Но его мозг, постоянно рождающий все новые и новые ослепительные концепции и теории, тут же, наверно, навел его на мысль, что в этом частном — пушкинском — случае проявился некий общий закон. Что поэт — как женщина, о которой тот же Пушкин сказал:
В том споре о евтушенковском «Бабьем Яре» он не мог, да, наверно, и не хотел быть со мною — против всех. Но и отрицать, что толкнуло Женю на создание «Бабьего Яра» не искреннее чувство, а холодный расчет, он тоже не стал. Ну и что же? Пусть так. Одно другому не противоречит. Начал — по расчету, а закончил — «по любви». Сарнов тоже знает, что такое порой случается. Даже с гениями.
Женю Евтушенко он гением, конечно, не считал. Но масштаб его поэтического дарования и его место в русской поэзии XX века явно преувеличивал.
Отсюда и эта, сперва озадачившая меня, его реплика про Межирова («Это великий поэт»).
Точкой отсчета тут был — тот же Евтушенко.

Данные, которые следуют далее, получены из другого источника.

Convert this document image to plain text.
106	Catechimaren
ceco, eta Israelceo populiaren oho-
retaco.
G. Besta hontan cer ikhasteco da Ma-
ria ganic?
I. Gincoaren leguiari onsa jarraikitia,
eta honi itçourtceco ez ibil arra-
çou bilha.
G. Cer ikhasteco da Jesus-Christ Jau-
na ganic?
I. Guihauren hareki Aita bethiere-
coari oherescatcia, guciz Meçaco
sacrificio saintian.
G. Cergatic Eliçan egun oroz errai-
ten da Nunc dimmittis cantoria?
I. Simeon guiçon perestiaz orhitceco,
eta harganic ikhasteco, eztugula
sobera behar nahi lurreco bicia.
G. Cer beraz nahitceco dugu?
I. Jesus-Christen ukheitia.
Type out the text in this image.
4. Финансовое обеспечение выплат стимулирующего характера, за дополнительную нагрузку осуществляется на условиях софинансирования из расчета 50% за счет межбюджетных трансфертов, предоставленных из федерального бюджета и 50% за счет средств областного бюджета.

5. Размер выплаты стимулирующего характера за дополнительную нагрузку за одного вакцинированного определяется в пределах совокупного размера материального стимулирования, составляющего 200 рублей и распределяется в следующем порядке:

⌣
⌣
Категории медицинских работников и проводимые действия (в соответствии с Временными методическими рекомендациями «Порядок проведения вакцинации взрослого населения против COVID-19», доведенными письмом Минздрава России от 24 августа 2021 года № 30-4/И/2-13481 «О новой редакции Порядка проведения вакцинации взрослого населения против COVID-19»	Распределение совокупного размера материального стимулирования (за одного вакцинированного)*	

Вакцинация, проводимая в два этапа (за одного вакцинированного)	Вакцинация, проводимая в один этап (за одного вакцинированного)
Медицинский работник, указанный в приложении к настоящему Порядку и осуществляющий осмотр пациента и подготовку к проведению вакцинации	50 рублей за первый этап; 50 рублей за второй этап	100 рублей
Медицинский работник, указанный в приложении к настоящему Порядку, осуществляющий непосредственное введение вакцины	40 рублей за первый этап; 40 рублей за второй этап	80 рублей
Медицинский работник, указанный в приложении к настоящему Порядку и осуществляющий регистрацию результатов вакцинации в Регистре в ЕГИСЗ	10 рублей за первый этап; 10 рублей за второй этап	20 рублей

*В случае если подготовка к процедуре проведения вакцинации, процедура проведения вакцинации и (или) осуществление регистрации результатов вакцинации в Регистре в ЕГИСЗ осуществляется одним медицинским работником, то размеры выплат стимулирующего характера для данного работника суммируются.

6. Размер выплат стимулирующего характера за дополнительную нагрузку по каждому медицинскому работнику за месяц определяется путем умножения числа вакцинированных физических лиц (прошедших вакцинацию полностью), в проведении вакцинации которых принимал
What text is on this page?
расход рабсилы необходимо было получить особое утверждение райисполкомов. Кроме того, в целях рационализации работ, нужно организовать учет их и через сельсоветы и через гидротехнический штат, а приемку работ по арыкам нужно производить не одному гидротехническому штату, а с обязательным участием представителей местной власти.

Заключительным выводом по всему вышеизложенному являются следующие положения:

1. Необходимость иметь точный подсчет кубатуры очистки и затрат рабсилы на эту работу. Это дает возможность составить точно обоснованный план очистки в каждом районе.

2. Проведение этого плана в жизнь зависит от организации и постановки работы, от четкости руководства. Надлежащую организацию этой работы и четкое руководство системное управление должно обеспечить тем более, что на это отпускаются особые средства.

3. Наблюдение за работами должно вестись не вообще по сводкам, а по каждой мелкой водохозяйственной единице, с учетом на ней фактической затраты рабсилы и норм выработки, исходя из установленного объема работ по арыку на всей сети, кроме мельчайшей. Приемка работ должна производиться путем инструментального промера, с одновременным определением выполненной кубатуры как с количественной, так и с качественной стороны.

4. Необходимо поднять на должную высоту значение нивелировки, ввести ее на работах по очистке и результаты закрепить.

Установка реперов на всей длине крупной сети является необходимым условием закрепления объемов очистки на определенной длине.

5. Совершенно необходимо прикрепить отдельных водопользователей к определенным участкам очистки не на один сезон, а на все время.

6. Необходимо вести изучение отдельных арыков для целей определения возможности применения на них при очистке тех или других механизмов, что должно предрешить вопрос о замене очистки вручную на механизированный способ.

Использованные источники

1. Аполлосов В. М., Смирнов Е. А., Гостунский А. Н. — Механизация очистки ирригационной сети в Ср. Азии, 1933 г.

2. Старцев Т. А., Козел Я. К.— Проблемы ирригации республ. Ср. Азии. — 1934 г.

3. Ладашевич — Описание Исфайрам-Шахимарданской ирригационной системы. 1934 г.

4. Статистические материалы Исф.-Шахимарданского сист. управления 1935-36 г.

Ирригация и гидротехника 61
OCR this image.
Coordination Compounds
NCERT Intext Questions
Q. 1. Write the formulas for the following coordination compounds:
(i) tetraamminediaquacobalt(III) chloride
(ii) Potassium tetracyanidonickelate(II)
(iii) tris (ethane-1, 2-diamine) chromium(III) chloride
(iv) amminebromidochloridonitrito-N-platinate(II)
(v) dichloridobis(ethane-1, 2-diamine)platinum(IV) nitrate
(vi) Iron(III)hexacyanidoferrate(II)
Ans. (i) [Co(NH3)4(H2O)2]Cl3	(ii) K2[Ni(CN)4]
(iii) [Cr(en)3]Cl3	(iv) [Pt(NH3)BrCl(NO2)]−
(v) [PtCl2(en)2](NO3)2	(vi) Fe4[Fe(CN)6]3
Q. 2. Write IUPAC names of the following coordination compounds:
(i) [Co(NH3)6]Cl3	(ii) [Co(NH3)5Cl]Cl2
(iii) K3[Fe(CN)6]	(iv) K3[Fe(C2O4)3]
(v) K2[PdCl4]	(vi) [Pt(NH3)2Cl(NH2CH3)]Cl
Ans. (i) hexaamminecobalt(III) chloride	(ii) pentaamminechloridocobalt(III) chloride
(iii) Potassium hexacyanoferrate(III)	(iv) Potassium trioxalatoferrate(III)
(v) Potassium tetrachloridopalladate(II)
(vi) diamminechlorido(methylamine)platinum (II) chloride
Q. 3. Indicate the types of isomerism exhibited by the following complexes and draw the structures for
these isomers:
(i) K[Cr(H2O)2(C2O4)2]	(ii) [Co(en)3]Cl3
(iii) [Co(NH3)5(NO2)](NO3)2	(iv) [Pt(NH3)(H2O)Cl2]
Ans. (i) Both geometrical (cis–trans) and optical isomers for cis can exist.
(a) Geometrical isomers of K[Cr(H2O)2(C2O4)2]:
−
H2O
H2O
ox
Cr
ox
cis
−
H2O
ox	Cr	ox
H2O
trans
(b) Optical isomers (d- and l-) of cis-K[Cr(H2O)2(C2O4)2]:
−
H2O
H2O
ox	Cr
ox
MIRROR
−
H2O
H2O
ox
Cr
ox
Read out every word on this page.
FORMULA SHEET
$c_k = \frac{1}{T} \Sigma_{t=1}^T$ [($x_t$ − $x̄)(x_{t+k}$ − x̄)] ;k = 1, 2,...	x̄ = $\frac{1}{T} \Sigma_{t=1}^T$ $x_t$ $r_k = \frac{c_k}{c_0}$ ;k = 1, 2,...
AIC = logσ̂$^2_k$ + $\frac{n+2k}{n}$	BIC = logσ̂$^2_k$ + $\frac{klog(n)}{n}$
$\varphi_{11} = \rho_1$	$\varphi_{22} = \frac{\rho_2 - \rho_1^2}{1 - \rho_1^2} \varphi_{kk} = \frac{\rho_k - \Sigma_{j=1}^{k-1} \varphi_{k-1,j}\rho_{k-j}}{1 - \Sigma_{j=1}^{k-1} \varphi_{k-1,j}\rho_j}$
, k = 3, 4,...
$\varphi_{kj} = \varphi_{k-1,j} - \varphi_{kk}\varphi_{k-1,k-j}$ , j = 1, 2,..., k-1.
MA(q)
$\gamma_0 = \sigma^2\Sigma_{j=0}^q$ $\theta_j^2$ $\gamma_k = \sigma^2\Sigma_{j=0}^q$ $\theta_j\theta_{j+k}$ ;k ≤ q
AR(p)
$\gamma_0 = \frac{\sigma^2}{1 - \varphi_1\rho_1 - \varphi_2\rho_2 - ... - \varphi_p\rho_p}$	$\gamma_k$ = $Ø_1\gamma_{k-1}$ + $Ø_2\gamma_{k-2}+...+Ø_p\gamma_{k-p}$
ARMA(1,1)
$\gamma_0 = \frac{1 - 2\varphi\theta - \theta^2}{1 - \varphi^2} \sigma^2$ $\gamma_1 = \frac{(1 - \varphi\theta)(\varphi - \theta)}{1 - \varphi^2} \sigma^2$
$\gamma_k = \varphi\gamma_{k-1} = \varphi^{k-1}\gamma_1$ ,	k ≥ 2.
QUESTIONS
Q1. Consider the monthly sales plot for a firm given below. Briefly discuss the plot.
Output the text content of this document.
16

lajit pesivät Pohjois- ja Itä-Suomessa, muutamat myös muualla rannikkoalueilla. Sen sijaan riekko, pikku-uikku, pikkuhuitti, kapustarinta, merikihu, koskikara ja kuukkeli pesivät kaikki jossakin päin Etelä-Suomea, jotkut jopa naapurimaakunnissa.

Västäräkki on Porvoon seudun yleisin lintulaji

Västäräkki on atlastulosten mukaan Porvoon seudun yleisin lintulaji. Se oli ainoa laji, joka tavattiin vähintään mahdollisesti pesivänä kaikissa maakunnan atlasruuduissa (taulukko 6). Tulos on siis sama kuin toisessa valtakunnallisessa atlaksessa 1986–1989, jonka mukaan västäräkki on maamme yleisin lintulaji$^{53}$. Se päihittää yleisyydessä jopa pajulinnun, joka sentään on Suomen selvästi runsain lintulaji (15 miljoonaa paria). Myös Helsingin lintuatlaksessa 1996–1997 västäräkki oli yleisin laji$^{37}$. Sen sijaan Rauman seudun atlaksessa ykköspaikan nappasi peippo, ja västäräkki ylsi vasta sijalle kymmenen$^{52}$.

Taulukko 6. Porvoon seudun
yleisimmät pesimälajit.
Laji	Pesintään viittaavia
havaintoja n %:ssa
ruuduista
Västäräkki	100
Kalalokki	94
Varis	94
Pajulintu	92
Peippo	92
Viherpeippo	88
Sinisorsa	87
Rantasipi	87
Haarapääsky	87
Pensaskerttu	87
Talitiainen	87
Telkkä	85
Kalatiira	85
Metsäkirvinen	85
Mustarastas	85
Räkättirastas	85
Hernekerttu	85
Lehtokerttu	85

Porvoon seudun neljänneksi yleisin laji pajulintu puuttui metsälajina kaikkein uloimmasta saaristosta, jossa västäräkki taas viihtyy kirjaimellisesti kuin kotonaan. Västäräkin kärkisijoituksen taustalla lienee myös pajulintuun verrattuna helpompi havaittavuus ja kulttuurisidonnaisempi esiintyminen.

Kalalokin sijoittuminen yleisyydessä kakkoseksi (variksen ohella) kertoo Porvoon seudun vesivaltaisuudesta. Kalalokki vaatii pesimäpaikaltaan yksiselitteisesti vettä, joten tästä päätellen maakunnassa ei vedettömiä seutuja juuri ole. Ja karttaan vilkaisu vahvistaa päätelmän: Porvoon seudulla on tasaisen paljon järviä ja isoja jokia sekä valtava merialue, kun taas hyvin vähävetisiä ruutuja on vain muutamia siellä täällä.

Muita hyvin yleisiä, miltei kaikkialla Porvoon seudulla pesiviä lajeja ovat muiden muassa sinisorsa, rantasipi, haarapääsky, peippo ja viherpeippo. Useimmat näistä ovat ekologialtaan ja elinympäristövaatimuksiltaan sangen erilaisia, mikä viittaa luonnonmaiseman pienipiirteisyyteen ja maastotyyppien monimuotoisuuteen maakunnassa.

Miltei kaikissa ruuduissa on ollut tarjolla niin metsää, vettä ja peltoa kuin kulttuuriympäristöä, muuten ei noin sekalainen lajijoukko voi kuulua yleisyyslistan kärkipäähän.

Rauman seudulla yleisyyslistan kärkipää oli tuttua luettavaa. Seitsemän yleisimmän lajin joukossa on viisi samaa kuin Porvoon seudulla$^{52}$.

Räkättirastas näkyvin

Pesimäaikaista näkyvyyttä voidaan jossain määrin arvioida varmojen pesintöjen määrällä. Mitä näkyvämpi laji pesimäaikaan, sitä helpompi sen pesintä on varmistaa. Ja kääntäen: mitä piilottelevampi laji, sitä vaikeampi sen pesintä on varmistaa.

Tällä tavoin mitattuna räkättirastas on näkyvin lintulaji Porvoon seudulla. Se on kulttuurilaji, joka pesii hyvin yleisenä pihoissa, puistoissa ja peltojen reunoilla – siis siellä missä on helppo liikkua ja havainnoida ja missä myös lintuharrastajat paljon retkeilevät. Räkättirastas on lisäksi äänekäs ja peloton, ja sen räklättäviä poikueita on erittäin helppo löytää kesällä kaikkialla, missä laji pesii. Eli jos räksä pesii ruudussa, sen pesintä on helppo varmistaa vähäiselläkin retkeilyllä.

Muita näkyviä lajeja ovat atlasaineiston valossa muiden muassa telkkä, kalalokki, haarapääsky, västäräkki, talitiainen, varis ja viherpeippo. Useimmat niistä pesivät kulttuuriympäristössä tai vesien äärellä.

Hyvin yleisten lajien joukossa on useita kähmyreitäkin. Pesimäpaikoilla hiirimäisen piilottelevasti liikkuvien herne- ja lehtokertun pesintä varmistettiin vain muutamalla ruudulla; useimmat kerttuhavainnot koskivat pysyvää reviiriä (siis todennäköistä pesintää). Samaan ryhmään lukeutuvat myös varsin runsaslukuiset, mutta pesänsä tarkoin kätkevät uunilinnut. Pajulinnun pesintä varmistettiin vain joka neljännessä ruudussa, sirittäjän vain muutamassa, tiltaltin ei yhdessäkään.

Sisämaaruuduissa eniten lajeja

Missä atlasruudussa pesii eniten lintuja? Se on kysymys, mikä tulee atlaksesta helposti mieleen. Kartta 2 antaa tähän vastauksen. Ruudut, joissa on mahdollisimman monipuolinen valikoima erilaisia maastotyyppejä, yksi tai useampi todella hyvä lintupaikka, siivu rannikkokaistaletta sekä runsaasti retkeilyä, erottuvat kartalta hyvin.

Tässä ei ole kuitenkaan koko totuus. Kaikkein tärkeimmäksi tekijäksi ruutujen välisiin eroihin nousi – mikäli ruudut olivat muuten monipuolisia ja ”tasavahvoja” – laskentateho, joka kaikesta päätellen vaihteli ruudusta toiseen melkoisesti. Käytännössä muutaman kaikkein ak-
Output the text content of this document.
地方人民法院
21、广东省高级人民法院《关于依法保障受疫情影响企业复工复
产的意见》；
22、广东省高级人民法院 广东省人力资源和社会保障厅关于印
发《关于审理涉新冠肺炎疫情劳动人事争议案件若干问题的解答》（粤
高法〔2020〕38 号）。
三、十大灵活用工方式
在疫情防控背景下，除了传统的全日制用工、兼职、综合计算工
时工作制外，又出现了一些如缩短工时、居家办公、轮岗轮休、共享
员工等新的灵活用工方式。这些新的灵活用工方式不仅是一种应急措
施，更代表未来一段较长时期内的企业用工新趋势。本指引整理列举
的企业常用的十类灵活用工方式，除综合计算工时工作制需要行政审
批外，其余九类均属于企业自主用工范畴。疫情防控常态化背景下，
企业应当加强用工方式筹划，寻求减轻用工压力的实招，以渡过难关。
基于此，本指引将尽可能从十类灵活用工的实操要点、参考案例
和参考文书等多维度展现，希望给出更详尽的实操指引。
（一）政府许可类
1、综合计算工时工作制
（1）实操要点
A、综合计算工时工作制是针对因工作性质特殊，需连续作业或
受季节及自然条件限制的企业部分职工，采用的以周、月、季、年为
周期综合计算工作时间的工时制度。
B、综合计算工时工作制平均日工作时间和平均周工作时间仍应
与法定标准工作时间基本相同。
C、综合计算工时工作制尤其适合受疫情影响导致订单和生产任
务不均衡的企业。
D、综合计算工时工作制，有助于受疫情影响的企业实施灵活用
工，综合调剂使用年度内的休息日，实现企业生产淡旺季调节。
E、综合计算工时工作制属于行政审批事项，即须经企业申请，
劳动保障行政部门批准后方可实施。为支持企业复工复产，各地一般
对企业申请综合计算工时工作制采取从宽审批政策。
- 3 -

Когда Эренбург был в Италии, все его там расспрашивали про Евтушенко. И однажды — в разговоре с каким-то итальянским то ли поэтом, то ли славистом — он рассердился:
— Да что вы всё про Евтушенко, да про Евтушенко! У нас — десять таких поэтов, как Евтушенко!
— О! Десять Этусенко! — изумился итальянец. — Великая страна!
Поддавшись этому всеобщему — мировому — безумию, Виктор Борисович исходил из того, что Евтушенко — значительный, крупный, может быть, даже большой поэт. И вдруг, прочитав Межирова, убедился, что тот — лучше, крепче, ярче, чем Евтушенко. Стало быть, этот неведомый ему прежде Межиров, которого он только что прочел, — поэт великий.
Конечно, его реплика насчет проституции и любви, которые в основе своей имеют нечто общее, была рождена желанием смягчить остроту спора, найти изящное компромиссное решение, которое устроило бы всех — и тех, кто был в восторге от Евтушенко, и упрямого, непримиримого Сарнова, стоявшего на том, что поэтическая публицистика этого их всеобщего кумира все-таки ближе к проституции, чем к любви. Но в то же время это была — концепция, целью которой (как и многих других его концепций) было — самооправдание.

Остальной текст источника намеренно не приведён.